The Russian government has approved an action plan to implement the Healthcare Development Strategy through 2030, a 59-measure package adopted at the end of 2025. The plan embeds artificial intelligence into clinical decision support, telemedicine services, and drug supply forecasting, signaling a government-wide push to modernize the country's medical infrastructure over the next decade.
The Health Ministry will introduce AI tools for forecasting drug demand and detecting early signs of supply shortages, a move announced in early July 2026. The strategy also develops health information systems that support clinical decision-making using AI and expands telemedicine technologies for remote consultations, screening, and health monitoring - a direction that parallels the growth of AI for Healthcare.
Preventive health and risk factors
The first two sections of the action plan target non-communicable disease risk factors and population health preservation.
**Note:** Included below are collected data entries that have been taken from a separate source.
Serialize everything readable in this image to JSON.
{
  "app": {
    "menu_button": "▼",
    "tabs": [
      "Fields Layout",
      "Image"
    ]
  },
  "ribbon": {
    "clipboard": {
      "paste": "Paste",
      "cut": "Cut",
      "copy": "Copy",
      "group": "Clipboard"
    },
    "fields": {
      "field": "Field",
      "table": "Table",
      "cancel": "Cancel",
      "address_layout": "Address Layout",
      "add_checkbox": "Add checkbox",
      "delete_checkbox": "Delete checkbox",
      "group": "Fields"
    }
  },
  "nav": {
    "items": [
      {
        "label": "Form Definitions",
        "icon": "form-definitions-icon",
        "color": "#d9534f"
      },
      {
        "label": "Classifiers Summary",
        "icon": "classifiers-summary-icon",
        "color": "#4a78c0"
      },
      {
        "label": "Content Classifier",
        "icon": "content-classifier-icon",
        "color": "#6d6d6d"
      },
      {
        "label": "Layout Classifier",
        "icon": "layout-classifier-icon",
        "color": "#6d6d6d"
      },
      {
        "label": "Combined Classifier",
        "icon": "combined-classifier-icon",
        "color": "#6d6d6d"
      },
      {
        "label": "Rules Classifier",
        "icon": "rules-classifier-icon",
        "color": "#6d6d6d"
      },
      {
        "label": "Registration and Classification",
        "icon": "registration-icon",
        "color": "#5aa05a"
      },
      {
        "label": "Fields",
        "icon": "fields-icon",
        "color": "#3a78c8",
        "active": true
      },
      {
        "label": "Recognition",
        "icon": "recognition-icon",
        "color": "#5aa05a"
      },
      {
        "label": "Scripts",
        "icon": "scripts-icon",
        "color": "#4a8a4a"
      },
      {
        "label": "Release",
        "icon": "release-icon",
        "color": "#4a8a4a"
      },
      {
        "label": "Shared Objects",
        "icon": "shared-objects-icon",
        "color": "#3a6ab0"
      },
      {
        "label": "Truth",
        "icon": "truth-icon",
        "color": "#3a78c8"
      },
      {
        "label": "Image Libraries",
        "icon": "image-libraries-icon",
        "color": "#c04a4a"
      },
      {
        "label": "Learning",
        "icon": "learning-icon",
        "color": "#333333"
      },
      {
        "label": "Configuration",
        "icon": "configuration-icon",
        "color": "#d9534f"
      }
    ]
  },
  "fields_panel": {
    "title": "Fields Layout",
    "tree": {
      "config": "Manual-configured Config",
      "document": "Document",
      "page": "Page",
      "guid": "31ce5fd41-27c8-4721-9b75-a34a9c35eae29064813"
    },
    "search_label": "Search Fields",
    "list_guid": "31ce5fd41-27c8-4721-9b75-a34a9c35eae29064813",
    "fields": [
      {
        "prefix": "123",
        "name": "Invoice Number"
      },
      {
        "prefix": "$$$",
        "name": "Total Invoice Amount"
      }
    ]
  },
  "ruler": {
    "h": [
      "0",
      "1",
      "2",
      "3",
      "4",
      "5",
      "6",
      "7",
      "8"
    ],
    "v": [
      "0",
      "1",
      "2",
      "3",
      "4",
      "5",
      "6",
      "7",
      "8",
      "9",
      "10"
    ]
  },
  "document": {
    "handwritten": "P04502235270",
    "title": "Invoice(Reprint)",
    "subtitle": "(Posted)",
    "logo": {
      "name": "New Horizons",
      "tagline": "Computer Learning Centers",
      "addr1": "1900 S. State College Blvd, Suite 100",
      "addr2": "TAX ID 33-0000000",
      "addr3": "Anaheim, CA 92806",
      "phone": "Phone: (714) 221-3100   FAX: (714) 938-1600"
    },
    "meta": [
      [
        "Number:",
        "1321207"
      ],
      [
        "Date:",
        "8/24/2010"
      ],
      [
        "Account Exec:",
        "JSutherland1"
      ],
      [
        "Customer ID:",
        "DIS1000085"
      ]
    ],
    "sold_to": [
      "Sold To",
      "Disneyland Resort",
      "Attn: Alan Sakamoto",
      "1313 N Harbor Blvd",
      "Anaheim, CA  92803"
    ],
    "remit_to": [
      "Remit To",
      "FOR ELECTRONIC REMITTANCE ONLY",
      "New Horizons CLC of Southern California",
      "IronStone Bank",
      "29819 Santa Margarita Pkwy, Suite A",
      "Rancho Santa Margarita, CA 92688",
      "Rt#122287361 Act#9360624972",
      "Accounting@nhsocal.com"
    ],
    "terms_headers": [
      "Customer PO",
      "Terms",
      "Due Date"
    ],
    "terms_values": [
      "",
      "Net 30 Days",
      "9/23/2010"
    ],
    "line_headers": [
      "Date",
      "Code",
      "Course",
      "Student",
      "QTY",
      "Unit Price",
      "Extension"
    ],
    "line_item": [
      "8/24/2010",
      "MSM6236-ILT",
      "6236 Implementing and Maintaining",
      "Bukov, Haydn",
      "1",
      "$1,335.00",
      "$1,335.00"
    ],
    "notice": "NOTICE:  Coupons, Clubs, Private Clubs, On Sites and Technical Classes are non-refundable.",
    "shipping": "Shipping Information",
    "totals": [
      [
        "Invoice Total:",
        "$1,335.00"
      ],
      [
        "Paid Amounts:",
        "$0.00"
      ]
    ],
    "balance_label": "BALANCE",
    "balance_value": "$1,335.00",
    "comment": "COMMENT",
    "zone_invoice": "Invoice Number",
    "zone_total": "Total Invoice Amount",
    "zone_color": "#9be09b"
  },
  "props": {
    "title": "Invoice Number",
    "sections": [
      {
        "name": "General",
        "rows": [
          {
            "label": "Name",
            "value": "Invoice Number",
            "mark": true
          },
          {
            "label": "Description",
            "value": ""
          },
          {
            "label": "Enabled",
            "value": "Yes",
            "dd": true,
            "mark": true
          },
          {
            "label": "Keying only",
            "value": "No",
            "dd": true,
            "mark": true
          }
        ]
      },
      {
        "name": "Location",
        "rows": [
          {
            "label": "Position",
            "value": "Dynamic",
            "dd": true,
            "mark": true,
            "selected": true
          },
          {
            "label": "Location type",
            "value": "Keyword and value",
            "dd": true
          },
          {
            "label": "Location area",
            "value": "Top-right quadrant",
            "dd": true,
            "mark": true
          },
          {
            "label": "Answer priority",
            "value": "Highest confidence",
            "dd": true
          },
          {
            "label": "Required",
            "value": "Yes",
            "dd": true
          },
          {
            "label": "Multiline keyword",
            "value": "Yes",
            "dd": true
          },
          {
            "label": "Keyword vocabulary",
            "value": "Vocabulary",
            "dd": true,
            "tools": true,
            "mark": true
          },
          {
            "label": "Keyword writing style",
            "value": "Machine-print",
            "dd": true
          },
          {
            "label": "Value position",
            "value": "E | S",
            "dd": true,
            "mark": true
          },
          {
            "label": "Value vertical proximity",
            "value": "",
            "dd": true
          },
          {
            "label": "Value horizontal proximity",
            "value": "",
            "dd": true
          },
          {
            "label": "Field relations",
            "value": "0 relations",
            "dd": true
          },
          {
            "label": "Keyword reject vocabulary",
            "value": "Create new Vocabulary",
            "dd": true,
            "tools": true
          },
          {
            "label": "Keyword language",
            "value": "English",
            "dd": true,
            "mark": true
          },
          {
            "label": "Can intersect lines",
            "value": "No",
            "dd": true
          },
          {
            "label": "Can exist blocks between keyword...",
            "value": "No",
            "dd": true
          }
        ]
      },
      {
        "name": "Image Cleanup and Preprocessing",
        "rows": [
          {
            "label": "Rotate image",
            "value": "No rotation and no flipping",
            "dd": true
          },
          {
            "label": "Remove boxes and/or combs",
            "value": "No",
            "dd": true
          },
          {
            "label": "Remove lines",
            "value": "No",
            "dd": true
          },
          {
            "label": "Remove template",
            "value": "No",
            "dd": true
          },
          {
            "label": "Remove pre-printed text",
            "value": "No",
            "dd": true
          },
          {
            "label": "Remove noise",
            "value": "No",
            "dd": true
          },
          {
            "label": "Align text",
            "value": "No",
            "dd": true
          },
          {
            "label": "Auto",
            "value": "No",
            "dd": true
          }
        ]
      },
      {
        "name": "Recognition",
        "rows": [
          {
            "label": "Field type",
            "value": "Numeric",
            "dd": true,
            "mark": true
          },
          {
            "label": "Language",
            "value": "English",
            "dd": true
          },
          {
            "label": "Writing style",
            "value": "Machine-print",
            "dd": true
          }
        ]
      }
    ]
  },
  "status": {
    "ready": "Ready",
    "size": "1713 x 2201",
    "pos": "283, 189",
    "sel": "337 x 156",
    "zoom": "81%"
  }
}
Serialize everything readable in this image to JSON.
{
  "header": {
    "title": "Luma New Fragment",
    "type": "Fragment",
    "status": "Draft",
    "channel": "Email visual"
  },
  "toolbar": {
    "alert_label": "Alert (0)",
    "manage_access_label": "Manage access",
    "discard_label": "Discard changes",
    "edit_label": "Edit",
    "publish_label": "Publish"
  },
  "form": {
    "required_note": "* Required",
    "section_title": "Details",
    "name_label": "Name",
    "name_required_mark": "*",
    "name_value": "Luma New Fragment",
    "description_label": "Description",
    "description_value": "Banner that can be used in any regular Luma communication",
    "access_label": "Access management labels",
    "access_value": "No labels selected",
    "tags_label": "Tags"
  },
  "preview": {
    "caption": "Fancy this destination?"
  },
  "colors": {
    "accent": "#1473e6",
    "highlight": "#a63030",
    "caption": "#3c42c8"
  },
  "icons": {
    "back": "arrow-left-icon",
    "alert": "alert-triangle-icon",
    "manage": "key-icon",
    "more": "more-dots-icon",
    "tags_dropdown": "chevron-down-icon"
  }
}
Measures include rolling out health-preserving technologies, promoting healthy ageing, and supporting active longevity programs. The aim is to shift the system toward prevention rather than treating illness after it appears.
Infrastructure and access improvements
One section focuses on creating conditions for better quality and safety of care. It lays out upgrades to clinic infrastructure, updated territorial healthcare planning, expanded air ambulance services, and efforts to improve transport accessibility to medical facilities. The plan also seeks to strengthen public trust in the healthcare system through these accessibility improvements.
Workforce, reproductive health, and rehabilitation
Medical training reforms include boosting the effectiveness of targeted enrolment in universities and reinforcing human resources and scientific potential. A dedicated section on reproductive health protection will expand modern medical infrastructure for women and children and increase screening coverage for men and women of reproductive age. Separately, the plan outlines development of medical rehabilitation services, including for people with disabilities and participants in the special military operation.
Biological safety and technological independence
The action plan also addresses spa and wellness treatment, biological safety, and prevention of communicable diseases. It mandates the development of a state system for social and hygienic monitoring. A push for self-sufficiency covers the production of high-tech biological drugs, biomedical cell products, tissue-engineered products, and medical devices. Personalized medicine technologies also receive a dedicated section, signaling long-term investment in precision health approaches.
Why this matters for healthcare professionals
The strategy's heavy emphasis on AI-assisted diagnostics, telemedicine, and predictive drug supply tools will create demand for clinicians who can integrate algorithmic outputs into care decisions. Infrastructure expansion and rehabilitation programs will require staff trained in digital health systems and remote monitoring. For healthcare professionals in Russia, the plan signals a decade-long acceleration of technology adoption that will reshape clinical workflows, supply chain roles, and the skills needed to advance in the system.